このレビューはネタバレを含みます▼
どっぷり一穂ワールドに浸かっています。
他の作家さまのbl小説とは本当にひと味もふた味も違います。
本作の評価はそれほど高くありませんが、私は大好きです。
他のレビューにもありましたが、行間を空けずにに場面が変わるため、たしかに最初は読みにくいです。
でもそのいきなりなが語り手と場面の転換が段々効果的に効いて、コラージュのように寄せ集めのカケラが大きな別の絵を描いていくようです。
ある意味一穂先生らしさがとても良く出た作品です。
城下町の歴史、酒造りの蔵、都会の底辺で生きる危うさ、剣道の試合に至るまで、リアルな描写の上にくっきりと御伽噺のフレームが立ち上がります。
情景や人物を描く術に長けているため、登場人物の心の変化が読者を置いて行くことはありません。
こんなにもリアリティのないストーリーなのに揺さぶられる、特にクライマックスの隼人の独白には涙です。
あっちゃんの両親と隼人のくだり、手作りアロエジェルや手編みのマフラーなどの小道具の使い方、「I Love you」の訳し方が夏目漱石に終わらないのもさすがです。
最後にこの話の影の引き回し役、慎の話がちょっとあるのです。
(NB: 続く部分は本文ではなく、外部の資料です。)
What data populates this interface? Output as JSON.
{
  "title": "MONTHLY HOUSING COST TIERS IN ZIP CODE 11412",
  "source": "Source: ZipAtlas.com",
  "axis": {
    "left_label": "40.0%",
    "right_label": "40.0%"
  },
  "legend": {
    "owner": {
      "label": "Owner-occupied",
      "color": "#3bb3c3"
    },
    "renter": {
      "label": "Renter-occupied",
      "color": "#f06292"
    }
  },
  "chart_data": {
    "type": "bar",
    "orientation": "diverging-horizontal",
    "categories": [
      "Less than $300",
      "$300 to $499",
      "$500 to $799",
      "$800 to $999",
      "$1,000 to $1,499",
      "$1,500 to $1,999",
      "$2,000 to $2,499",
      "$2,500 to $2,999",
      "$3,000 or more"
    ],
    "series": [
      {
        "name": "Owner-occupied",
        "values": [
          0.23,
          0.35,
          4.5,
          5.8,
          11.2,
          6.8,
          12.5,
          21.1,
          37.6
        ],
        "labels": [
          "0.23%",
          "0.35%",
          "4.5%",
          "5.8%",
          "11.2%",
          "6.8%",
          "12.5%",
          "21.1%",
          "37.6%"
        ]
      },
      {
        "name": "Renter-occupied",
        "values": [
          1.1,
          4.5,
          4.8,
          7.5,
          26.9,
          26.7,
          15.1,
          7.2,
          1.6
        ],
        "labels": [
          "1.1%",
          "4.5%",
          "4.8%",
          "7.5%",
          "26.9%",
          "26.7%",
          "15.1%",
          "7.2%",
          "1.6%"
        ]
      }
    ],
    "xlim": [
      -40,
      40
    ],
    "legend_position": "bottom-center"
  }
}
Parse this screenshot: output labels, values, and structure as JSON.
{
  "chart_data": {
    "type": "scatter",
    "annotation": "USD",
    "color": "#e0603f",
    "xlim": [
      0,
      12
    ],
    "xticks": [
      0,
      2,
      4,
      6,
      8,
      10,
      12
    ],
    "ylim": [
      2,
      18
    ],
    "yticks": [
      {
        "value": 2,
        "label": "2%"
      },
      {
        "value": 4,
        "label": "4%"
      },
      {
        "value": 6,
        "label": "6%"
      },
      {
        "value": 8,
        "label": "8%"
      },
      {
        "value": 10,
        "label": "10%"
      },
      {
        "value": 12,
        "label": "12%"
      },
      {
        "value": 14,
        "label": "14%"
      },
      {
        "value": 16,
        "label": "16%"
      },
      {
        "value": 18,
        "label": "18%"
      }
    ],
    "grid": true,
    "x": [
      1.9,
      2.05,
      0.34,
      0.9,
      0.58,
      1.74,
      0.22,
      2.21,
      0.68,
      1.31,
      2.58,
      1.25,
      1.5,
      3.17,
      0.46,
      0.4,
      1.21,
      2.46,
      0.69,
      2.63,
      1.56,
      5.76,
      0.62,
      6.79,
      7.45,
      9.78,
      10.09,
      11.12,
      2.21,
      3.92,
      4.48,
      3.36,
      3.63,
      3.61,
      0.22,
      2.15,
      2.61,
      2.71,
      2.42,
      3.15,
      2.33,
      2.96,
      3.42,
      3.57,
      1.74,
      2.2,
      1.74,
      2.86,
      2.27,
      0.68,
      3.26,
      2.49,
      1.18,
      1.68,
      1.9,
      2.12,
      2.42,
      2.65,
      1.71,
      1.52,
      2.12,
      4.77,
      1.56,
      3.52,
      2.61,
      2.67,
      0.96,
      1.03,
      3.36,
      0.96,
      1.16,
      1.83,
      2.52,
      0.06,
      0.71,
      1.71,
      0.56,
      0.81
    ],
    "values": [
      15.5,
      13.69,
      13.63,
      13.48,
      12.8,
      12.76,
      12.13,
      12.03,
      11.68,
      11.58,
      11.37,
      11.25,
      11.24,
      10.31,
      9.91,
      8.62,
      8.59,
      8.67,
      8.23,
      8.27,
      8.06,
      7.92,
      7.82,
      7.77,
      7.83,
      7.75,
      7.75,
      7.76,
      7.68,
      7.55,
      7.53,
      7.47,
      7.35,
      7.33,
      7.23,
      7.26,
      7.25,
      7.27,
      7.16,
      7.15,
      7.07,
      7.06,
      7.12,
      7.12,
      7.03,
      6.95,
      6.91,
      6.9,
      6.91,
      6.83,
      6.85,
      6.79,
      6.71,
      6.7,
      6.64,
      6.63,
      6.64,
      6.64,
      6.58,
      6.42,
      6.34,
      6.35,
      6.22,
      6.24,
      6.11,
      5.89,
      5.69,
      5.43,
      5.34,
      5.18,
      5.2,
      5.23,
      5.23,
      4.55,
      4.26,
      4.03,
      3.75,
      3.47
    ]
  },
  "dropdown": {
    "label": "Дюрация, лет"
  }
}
慎の不思議な人物造形、あっちゃんの姉とその婚約者との微妙なサークル(トライアングルじゃないのがイイ)、こういうところですよね、一穂ワールドと呼びたくなるのは。
小説のページは終わっても、彼らはどこかにいてちゃんと生きている。
そういう「世界」を描ける稀有な作家様だと思います。